From the Files of Burning Dad: I Was There First!

They think they’re so clever, in their air conditioned helmets and shiny shades.  They think they’re so sexy, in their thin black click-click shoes and ridiculous spandex.  They think they’ve figured it all out, clogging up lanes during the morning commute in their cacophonous colors and five thousand dollar graphite twenty-speed racers, looking down their sunblocked white noses at those good people who still have the gall to drive cars to work.  They think they’ve earned special rights, with their pack mentality, collectively flipping their leather-gloved middle fingers and flipping out in rage when anyone tries to get around them, when anyone honks their horns at them, when anything with four wheels gets within an inch of their nylon-sheathed sacks of irrelevance.  They think they’ve bought the influence and power needed to change the rules of the road to suit their leisure, to suit their pleasures, to suit their personal successes, to suit their delusions that they alone are saving the planet we all inhabit; the planet they suddenly call their mother; the planet they raped in order to gain those successes; the planet they spent their youths plundering and pillaging like ravenous raiders.

But look deep into their garages and you’ll find their hidden Escalades and Range Rovers dripping oil on the concrete, engines still warm from their latest trip to Restoration Hardware.  Look deep into their eyes when there’s a tangle over a space at the Whole Foods parking lot and you’ll find a savage with manicured claws sharpened and ready for battle.  Look deep into their souls and you’ll hear the adrenalized “I Me Mine I Me Mine I Me Mine” chants driven into their voracious hearts by their personal hot yoga trainers each morning before they start their ride.

And you may ask Why?  Why do I rage when they’re just trying to stay healthy?  Why do I rage when they’re advocating pedal power over fossil fuels.

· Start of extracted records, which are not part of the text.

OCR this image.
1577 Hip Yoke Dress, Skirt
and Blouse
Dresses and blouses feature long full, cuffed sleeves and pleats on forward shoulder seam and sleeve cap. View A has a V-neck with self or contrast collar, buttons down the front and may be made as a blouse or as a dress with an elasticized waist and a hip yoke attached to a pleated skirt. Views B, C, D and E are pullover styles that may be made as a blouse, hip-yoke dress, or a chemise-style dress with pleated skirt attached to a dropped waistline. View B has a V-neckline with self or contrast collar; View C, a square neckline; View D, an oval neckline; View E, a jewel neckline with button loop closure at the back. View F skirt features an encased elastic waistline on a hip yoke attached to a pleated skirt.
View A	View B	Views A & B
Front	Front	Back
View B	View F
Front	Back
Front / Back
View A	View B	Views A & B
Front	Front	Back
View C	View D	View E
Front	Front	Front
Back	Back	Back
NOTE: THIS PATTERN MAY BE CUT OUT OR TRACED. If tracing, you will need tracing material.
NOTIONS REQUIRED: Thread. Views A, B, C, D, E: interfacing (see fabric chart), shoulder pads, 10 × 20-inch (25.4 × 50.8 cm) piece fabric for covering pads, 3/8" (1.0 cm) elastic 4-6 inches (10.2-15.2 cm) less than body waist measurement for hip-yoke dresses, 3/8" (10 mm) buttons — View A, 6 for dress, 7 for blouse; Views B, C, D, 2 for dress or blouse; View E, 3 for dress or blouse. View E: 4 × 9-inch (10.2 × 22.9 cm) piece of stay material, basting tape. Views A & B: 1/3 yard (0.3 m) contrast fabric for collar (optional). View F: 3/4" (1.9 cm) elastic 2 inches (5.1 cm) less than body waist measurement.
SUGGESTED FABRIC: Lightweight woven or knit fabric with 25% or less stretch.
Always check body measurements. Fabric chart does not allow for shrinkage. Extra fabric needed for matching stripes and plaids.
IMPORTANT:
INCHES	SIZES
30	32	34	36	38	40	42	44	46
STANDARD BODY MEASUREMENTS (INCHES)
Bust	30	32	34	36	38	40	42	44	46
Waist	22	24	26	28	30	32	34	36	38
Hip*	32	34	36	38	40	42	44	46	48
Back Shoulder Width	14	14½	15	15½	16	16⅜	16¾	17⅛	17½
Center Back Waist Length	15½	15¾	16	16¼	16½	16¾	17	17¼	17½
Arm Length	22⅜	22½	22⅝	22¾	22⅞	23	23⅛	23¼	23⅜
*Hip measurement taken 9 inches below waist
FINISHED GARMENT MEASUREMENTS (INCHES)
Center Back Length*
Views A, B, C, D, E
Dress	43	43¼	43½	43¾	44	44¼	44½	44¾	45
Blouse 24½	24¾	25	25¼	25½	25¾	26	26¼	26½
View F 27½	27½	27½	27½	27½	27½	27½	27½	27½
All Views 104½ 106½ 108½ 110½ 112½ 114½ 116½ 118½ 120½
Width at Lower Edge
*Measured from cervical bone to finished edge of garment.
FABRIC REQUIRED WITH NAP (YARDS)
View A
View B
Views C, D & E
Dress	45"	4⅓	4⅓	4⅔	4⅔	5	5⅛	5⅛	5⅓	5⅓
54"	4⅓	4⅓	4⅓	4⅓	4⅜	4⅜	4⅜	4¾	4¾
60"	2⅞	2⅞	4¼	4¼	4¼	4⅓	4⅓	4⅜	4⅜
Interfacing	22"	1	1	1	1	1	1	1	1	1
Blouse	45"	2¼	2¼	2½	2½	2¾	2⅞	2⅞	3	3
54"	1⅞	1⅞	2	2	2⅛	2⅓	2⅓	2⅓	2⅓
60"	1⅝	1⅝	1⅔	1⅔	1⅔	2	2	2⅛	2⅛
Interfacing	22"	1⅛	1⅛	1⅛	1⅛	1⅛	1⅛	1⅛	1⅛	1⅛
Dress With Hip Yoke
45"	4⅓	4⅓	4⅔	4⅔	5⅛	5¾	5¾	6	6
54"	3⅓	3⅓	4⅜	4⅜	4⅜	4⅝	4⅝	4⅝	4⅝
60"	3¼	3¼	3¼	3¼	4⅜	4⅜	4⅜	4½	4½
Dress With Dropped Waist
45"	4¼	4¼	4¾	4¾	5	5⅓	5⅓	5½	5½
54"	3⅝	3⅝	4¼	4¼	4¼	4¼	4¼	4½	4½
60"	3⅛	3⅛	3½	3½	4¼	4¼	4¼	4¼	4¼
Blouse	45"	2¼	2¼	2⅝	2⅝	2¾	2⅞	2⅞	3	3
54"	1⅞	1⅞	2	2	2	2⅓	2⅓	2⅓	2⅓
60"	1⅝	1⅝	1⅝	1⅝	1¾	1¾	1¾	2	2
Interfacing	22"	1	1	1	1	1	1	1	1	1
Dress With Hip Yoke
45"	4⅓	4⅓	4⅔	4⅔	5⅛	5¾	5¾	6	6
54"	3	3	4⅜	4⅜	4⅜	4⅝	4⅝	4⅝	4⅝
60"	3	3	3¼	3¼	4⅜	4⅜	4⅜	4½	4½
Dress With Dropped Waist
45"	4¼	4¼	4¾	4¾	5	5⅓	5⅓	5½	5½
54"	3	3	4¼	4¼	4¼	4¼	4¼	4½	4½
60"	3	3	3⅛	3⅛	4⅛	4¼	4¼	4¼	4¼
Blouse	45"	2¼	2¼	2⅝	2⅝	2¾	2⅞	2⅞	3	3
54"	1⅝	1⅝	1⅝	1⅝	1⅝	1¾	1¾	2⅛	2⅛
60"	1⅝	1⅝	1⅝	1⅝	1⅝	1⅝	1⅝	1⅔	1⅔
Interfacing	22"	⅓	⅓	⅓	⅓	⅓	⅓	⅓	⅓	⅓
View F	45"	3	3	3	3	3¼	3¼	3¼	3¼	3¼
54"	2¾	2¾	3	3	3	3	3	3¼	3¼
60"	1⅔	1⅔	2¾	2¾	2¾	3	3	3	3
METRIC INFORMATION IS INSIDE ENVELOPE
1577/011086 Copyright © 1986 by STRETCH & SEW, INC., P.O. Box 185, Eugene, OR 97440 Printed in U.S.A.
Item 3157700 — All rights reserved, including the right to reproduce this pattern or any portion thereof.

Why do I rage when they’re simply reaping the reward of their hard work? Why?

Because they co-opted the narrow and bumpy roads of my adventurous youth, then straightened and sold them for a profit to the highest bidders, that’s why.  Because they appropriated the sleepy festering coffeehouses I used to haunt and replaced them with buttoned up business models, uniform funky-esque versions of what was already there, that’s why.  Because they filched the dodgy blocks and skanky streets I used to stomp and struggle in and turned them into sanitized facades, the moneyed developers and their marketers and their bankers and their physicians and their lawyers; cleaned of all original innocent sin and cleverly repackaged and sold back to moneyed young lemmings as Hoods with a capital H and Dive Bars with capital D’s and B’s and Burger Joints with capital capital capital.  That is why!  I was there first.  I was there before they figured it out.  I was there before them.  I was there.

Where sidewalks on Main Street south of Ocean Park were broken, battered and quiet before the cranes and concrete churning trucks came to steamroll away the skank, I was there.

Where rude and rickety bars stayed open and served drunks from ten on a Wednesday morning till past two on a Thursday, before being roped off in purple velvet and painted to look like dolled up and doormanned versions of their original selves, I was there.

Where ramshackle all-night diners kept raging poets and raving punks fed and out of the rain during long lost nights of exploration, before being rudely razed and replaced by non-traditional office space for high tech brats chewing their Ritalin-infused gum and sitting in their un-cube-like cubes to create more and more diversionary games to market and inflict on the ever-increasing sleepwalking electorate, I was there too.

I have seen the greatest neighborhoods of my generation taken over by babies of war heroes who grew up with silver spoons up their noses; taken over by boomers whose rage hit a national nerve, then got paid by their oppressors to create and sell nerve numbing antidotes to that very rage; taken over by irony and cynicism of the bike riders, sold to the bike riders, for the benefit of the bike riders.